Monday, February 06, 2012

Here's to 1000 more years!

I've been using the moniker RealGrouchy online since at least 2003, and I didn't get the gmail account until 2005, but I consider the real RealGrouchy epoch to be when I started contributing to the interweboscape. This would be when I started contributing on Wikipedia, and that first contribution was on February 6, 2004, exactly eight years ago.

Eight years is scary. XKCD comic 647 scary:

Back then, Wikipedia only had a quarter million articles in English, whereas now it's approaching four million.

I first learned about Wikipedia from an article in the Ottawa Citizen the day before. The article talks about how user-generated content engenders community, and other fine stuff that made me think "wow, this is cool! I want to do this!"

I distinctly remember reading a similar article in the Citizen's Technology section a few months later that inspired me to start blogging, though I can't find it. I remember it talking about the "local blogging community", and I remember trying to find this "local blogging community". In what looks mighty foolish in retrospect, I did this by looking for other Blogger accounts that mentioned "Ottawa" in their location in the profile, and following their blogs. There was nothing particularly interesting.
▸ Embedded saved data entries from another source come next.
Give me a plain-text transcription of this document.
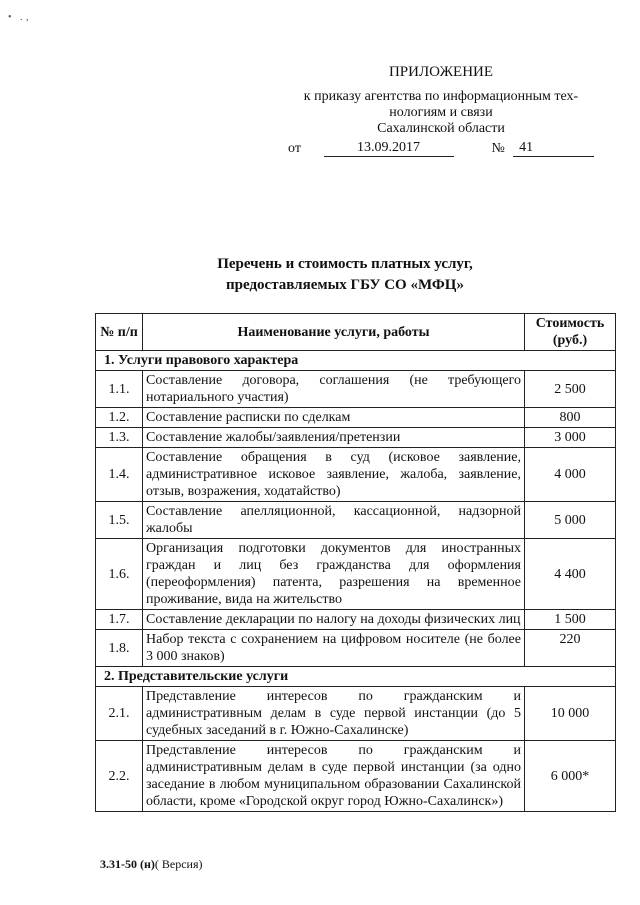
• .‚
ПРИЛОЖЕНИЕ
к приказу агентства по информационным тех-
нологиям и связи
Сахалинской области
от	13.09.2017	№	41
Перечень и стоимость платных услуг,
предоставляемых ГБУ СО «МФЦ»
№ п/п	Наименование услуги, работы	Стоимость (руб.)
1. Услуги правового характера		
1.1.	Составление договора, соглашения (не требующего нотариального участия)	2 500
1.2.	Составление расписки по сделкам	800
1.3.	Составление жалобы/заявления/претензии	3 000
1.4.	Составление обращения в суд (исковое заявление, административное исковое заявление, жалоба, заявление, отзыв, возражения, ходатайство)	4 000
1.5.	Составление апелляционной, кассационной, надзорной жалобы	5 000
1.6.	Организация подготовки документов для иностранных граждан и лиц без гражданства для оформления (переоформления) патента, разрешения на временное проживание, вида на жительство	4 400
1.7.	Составление декларации по налогу на доходы физических лиц	1 500
1.8.	Набор текста с сохранением на цифровом носителе (не более 3 000 знаков)	220
2. Представительские услуги		
2.1.	Представление интересов по гражданским и административным делам в суде первой инстанции (до 5 судебных заседаний в г. Южно-Сахалинске)	10 000
2.2.	Представление интересов по гражданским и административным делам в суде первой инстанции (за одно заседание в любом муниципальном образовании Сахалинской области, кроме «Городской округ город Южно-Сахалинск»)	6 000*
3.31-50 (н)( Версия)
I'd been writing Letters to the Editor in the Citizen for a few years, but over time the number of things printed in the paper that I wanted to write in and bitch about grew to a point where I knew most of them wouldn't be printed in order to leave space for others. Still wanting to share these opinions, I started my blog intending to publish my objections there instead.

I don't think that worked so well, because the first few years of my blog posts were mostly about how little I was doing. Some were specifically empty, because I didn't realize at the time that you could back-date posts (or maybe you couldn't yet... I remember tagging didn't come along for another couple of years) and I wanted to have a few entries I could write over for more reference-style posts (which I never bothered to do, and now "pages" lets you do that, which I haven't used either).

I know it sounds ironic, a person with the handle RealGrouchy going out in search of community, but there are rationalizations that I'll leave you to hypothesize. I'd picked the name some time prior as a handle for some online game, since RealGrouchy was one that was easily available (who would ever want to call themselves that!?).

Through it all, I have written primarily for myself, in what I can imagine is sometimes agonizing detail for my readers (but details I nevertheless want to record for my own reference). When I have written for others, it is primarily so they can see how wonderfully awesome I am. I have also written about other year-increment milestones, such as my McDonald's Fiveniversary (still going strong), and my annual holiday posts on topics like Earth Hour and National Grouch Day.

I've gotten a lot more busy in meatspace, doing things that I prefer to keep separate from here. But around me has grown a local blogging community, and some weeks I write more in the comments of others' blogs than I do in posts on my own. The persona of RealGrouchy grew, largely in the few years I spent on the XKCD forums, starting as user number 48 on the forums, becoming a moderator, and gaining celebrity—and, following my retirement, legendary—status on a site that has had nearly 300,000 user registrations.

But the more things change, the more things stay the same: I don't write so much about local issues as I'd originally planned, and instead write about stuff I've done or made with little reference to the outside world. I do still bitch about stuff, though I've developed a more subtle way of doing it. Not to mention more socially productive ways. I've also thought up many large projects that I never finished, and some I never even started.

I'm proud that I did all this—with a couple rare exceptions that I try not to acknowledge—anonymously. I wanted to link to a blog post picking apart Ken Gray's assault on anonymous bloggers, but I see that I never finished and published it. The gist of it is that he's a bigger coward despite using his real name than I am because I use a pseudonym. I've accomplished all this, made friends (many of whom I've subsequently met), been appointed to positions of power, and earned respect for my opinions, all without most of those people knowing what my name is. They know who I am, insofar as I present myself as RealGrouchy, and the identity of RealGrouchy is as strong as if I'd used my own name (and perhaps even stronger).

I knew from the start that I wanted to be anonymous. I didn't have any particular reason to do so at the time, but I knew that if a good reason were to come along, I'd be unable to put the cat back in the bag. However, it has worked well. It is great at making you think twice before putting something in writing, because you have to think about whether a particular detail will give you away, or if you'll be unable to say something with your real name after you say it with the pseudonym. The challenge of walking this line can be fun.

At the same time that writing under a pseudonym helps with restraint, it is also liberating, because I can say things that would be out of character for me, but are entirely in character for RealGrouchy. There are plenty of people who know RealGrouchy and have met the man behind him (and I thank them for keeping them separate). But for others, when you write as "RealGrouchy," they expect you to sound angry, and don't react as harshly when you are. After enough correspondence that people get to know RealGrouchy, it's nice to hear people say "you're not all that grouchy after all," because generally, mentally healthy people aren't all that grouchy.